Syeda Rizwana said that although ship-breaking industry provides 25 per cent of iron core and livelihood to 18,000 workers, yet its environmental and social costs are unprecedented for Bangladesh. She revealed that coastal fishing in Chittagong is almost gone, 14 species of fish have become extinct, thousands of acres of mangrove forest are chopped off and the whole area have become chemically polluted with un-reparable damage to human health.
She said that civil society organisations in Bangladesh successfully campaigned against ship-breaking yards. As a result, Supreme Court of Bangladesh in a landmark decision directed the Bangladesh government to introduce regulations and allow only those ships for breaking in Bangladesh, which are thoroughly cleaned by ship owners for all types of chemicals, pollutants, residues and contaminations. As cleaning of ships is extremely costly, ship breaking became no more economically viable, she said adding that this decision put a temporary hold on industry for some time but ship breaking again restarted in complicity with government officials after paying hefty bribes to them.
She rejected International Maritime Organisations regulations, which placed responsibility on ship-breakers and not on western ship owners who are responsible for contamination. She pointed out that Western countries are evading responsibilities, as they do not directly send ships to South Asia for breaking. Instead, they send the ships to places like Monrovia, change flags and then send to South Asia for ship-breaking to avoid environmental binding and regulations.
She emphasised that we need to send clear message to western world that our beaches are not dumping grounds and lives of our poor labourers are not cheap to play with.

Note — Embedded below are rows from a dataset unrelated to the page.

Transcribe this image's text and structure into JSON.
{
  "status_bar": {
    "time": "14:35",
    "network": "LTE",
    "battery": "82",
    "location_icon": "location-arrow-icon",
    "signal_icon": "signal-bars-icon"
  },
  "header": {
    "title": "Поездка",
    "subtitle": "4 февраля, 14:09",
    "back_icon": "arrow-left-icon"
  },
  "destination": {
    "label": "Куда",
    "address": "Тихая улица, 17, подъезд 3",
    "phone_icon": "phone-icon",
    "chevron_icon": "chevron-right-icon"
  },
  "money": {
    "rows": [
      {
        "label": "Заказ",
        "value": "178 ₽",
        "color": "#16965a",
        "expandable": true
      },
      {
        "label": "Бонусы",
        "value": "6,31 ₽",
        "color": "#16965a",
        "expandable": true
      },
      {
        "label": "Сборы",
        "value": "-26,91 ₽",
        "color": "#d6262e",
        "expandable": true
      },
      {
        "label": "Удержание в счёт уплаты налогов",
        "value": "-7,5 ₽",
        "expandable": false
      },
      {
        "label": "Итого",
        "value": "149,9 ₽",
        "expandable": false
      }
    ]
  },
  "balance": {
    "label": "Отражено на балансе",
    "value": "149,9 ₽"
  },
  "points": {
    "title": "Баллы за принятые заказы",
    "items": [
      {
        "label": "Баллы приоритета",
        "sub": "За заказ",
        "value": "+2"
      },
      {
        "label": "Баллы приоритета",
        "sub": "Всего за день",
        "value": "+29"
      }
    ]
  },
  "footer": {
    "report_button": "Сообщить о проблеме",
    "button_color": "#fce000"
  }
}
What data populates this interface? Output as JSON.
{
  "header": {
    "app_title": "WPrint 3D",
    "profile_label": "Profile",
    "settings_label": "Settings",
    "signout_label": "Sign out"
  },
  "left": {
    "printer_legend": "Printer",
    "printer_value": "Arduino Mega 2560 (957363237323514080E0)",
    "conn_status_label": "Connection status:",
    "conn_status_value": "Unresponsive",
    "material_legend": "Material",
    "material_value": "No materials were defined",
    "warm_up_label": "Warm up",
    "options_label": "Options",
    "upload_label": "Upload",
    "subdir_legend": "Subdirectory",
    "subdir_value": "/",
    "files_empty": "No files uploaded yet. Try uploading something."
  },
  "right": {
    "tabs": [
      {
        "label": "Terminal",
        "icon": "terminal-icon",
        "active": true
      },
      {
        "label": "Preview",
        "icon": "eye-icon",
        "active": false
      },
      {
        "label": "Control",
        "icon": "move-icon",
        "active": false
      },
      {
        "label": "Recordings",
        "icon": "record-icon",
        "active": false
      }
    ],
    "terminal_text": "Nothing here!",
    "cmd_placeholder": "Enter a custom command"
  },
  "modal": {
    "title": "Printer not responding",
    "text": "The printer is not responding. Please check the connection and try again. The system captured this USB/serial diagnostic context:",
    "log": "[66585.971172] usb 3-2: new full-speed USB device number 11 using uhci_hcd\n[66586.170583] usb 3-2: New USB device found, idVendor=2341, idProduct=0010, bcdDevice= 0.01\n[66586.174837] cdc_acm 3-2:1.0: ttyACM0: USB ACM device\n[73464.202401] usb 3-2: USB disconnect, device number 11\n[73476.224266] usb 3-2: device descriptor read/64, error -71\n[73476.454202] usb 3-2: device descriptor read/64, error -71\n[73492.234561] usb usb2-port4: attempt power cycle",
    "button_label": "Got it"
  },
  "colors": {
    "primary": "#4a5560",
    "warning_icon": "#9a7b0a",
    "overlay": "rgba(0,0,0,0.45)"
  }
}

She warned that Pakistan is once again becoming the hub of unsafe ship-breaking activities as 107 ships were dismantled this year as compared to 7 ships last year.
Dr Aurangzaib said that social and environmental aspects of ship-breaking industry require serious considerations at policy level. He extended his support to steer the environmental agenda and stressed for close working of Planning Commission of Pakistan with civil society on the subject.
Earlier, documentary Iron Eaters was screened after which Kanwar M Javed Iqbal from SDPI gave a detailed presentation on ship-breaking industry, its issues and possible solutions. He said that South Asia and China account for 70 to 80 per cent of the world market for ship-breaking of ocean-going vessels mainly due to a shift seen in 1980 as a result of global environmental order when several countries enacted legislation to ban ship-breaking in their countries.
He called for workers registration, obligatory onsite pollution and safety control equipment, provision of Personal Protective Equipment (PPEs) to workers, drafting and implementing environmental health and safety procedures and Ship Recycling Protocol, training/capacity building, healthcare system and hazardous waste disposal and thermal treatment facility.